The Liberals led by incumbent Prime Minister Paul Martin and the newly formed Conservatives led by former Alliance leader Stephen Harper are in a statistical tie at the end of a grueling campaign. The Liberals are nominally one percentage point ahead of the Conservatives in the preferences or expressed vote intentions of adult Canadians, as shown in table 1, with 34% and 33% support respectively. The NDP earns 15% support, the Bloc 13 %, and the Greens, 4%, as shown in table 1.
COMPAS also provides likely votes cast for each of the parties. “Likely votes cast” differs from vote intentions insofar as “like votes cast” takes into consideration well established evidence that older voters have a higher probability of actually casting ballots than younger voters.
The net effect of the higher turnout among older voters favours the larger parties over the smaller ones.

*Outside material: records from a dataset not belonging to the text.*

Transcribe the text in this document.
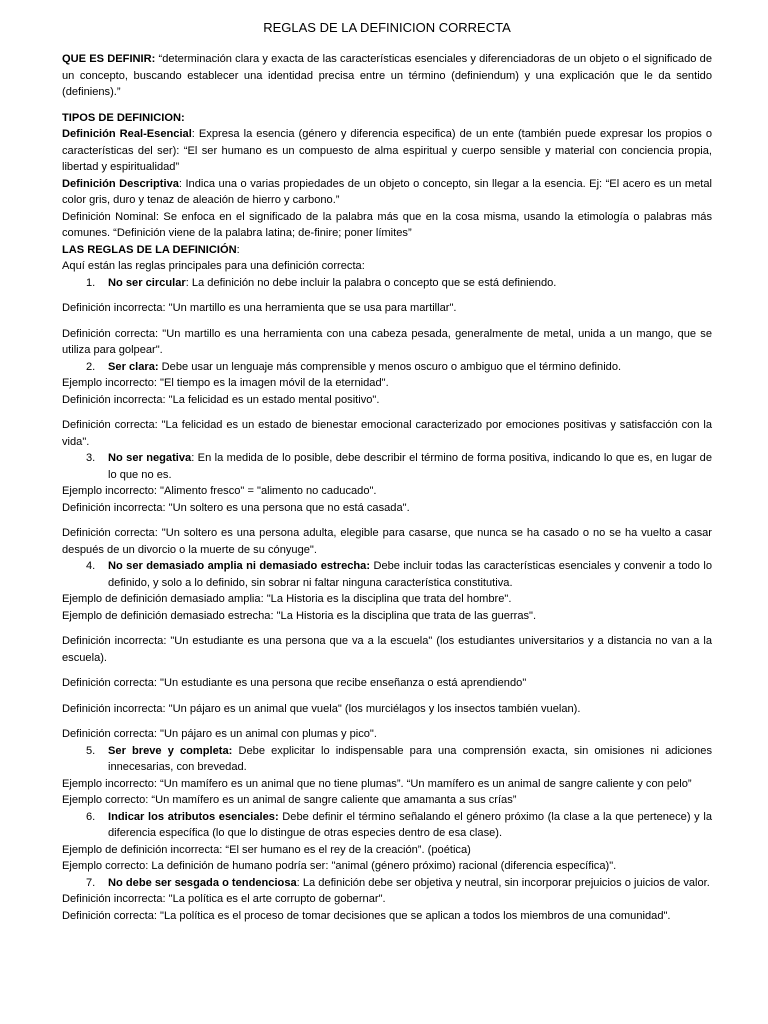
REGLAS DE LA DEFINICION CORRECTA

QUE ES DEFINIR: “determinación clara y exacta de las características esenciales y diferenciadoras de un objeto o el significado de un concepto, buscando establecer una identidad precisa entre un término (definiendum) y una explicación que le da sentido (definiens).”

TIPOS DE DEFINICION:

Definición Real-Esencial: Expresa la esencia (género y diferencia especifica) de un ente (también puede expresar los propios o características del ser): “El ser humano es un compuesto de alma espiritual y cuerpo sensible y material con conciencia propia, libertad y espiritualidad”

Definición Descriptiva: Indica una o varias propiedades de un objeto o concepto, sin llegar a la esencia. Ej: “El acero es un metal color gris, duro y tenaz de aleación de hierro y carbono.”

Definición Nominal: Se enfoca en el significado de la palabra más que en la cosa misma, usando la etimología o palabras más comunes. “Definición viene de la palabra latina; de-finire; poner límites”

LAS REGLAS DE LA DEFINICIÓN:

Aquí están las reglas principales para una definición correcta:

1. No ser circular: La definición no debe incluir la palabra o concepto que se está definiendo.

Definición incorrecta: "Un martillo es una herramienta que se usa para martillar".

Definición correcta: "Un martillo es una herramienta con una cabeza pesada, generalmente de metal, unida a un mango, que se utiliza para golpear".

2. Ser clara: Debe usar un lenguaje más comprensible y menos oscuro o ambiguo que el término definido.

Ejemplo incorrecto: "El tiempo es la imagen móvil de la eternidad".

Definición incorrecta: "La felicidad es un estado mental positivo".

Definición correcta: "La felicidad es un estado de bienestar emocional caracterizado por emociones positivas y satisfacción con la vida".

3. No ser negativa: En la medida de lo posible, debe describir el término de forma positiva, indicando lo que es, en lugar de lo que no es.

Ejemplo incorrecto: "Alimento fresco" = "alimento no caducado".

Definición incorrecta: "Un soltero es una persona que no está casada".

Definición correcta: "Un soltero es una persona adulta, elegible para casarse, que nunca se ha casado o no se ha vuelto a casar después de un divorcio o la muerte de su cónyuge".

4. No ser demasiado amplia ni demasiado estrecha: Debe incluir todas las características esenciales y convenir a todo lo definido, y solo a lo definido, sin sobrar ni faltar ninguna característica constitutiva.

Ejemplo de definición demasiado amplia: "La Historia es la disciplina que trata del hombre".

Ejemplo de definición demasiado estrecha: "La Historia es la disciplina que trata de las guerras".

Definición incorrecta: "Un estudiante es una persona que va a la escuela" (los estudiantes universitarios y a distancia no van a la escuela).

Definición correcta: "Un estudiante es una persona que recibe enseñanza o está aprendiendo"

Definición incorrecta: "Un pájaro es un animal que vuela" (los murciélagos y los insectos también vuelan).

Definición correcta: "Un pájaro es un animal con plumas y pico".

5. Ser breve y completa: Debe explicitar lo indispensable para una comprensión exacta, sin omisiones ni adiciones innecesarias, con brevedad.

Ejemplo incorrecto: “Un mamífero es un animal que no tiene plumas”. “Un mamífero es un animal de sangre caliente y con pelo”

Ejemplo correcto: “Un mamífero es un animal de sangre caliente que amamanta a sus crías”

6. Indicar los atributos esenciales: Debe definir el término señalando el género próximo (la clase a la que pertenece) y la diferencia específica (lo que lo distingue de otras especies dentro de esa clase).

Ejemplo de definición incorrecta: “El ser humano es el rey de la creación”. (poética)

Ejemplo correcto: La definición de humano podría ser: "animal (género próximo) racional (diferencia específica)".

7. No debe ser sesgada o tendenciosa: La definición debe ser objetiva y neutral, sin incorporar prejuicios o juicios de valor.

Definición incorrecta: "La política es el arte corrupto de gobernar".

Definición correcta: "La política es el proceso de tomar decisiones que se aplican a todos los miembros de una comunidad".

The NDP and Greens each lose one percentage point. The Bloc, which also depends disproportionately on a younger vote, loses less than 0.5 percentage points. The Liberals and Conservatives each gain one percentage point.
In practice, COMPAS predicts that these vote intentions will likely hold firm until Monday with the main exception of a possible abatement in Bloc votes and a slight rise in Liberal support within the province of Quebec. The PQ leader’s recent declaration that Bloc success would speed up the holding of another referendum on sovereignty could well make some federalist Bloc voters rethink their ballot intentions.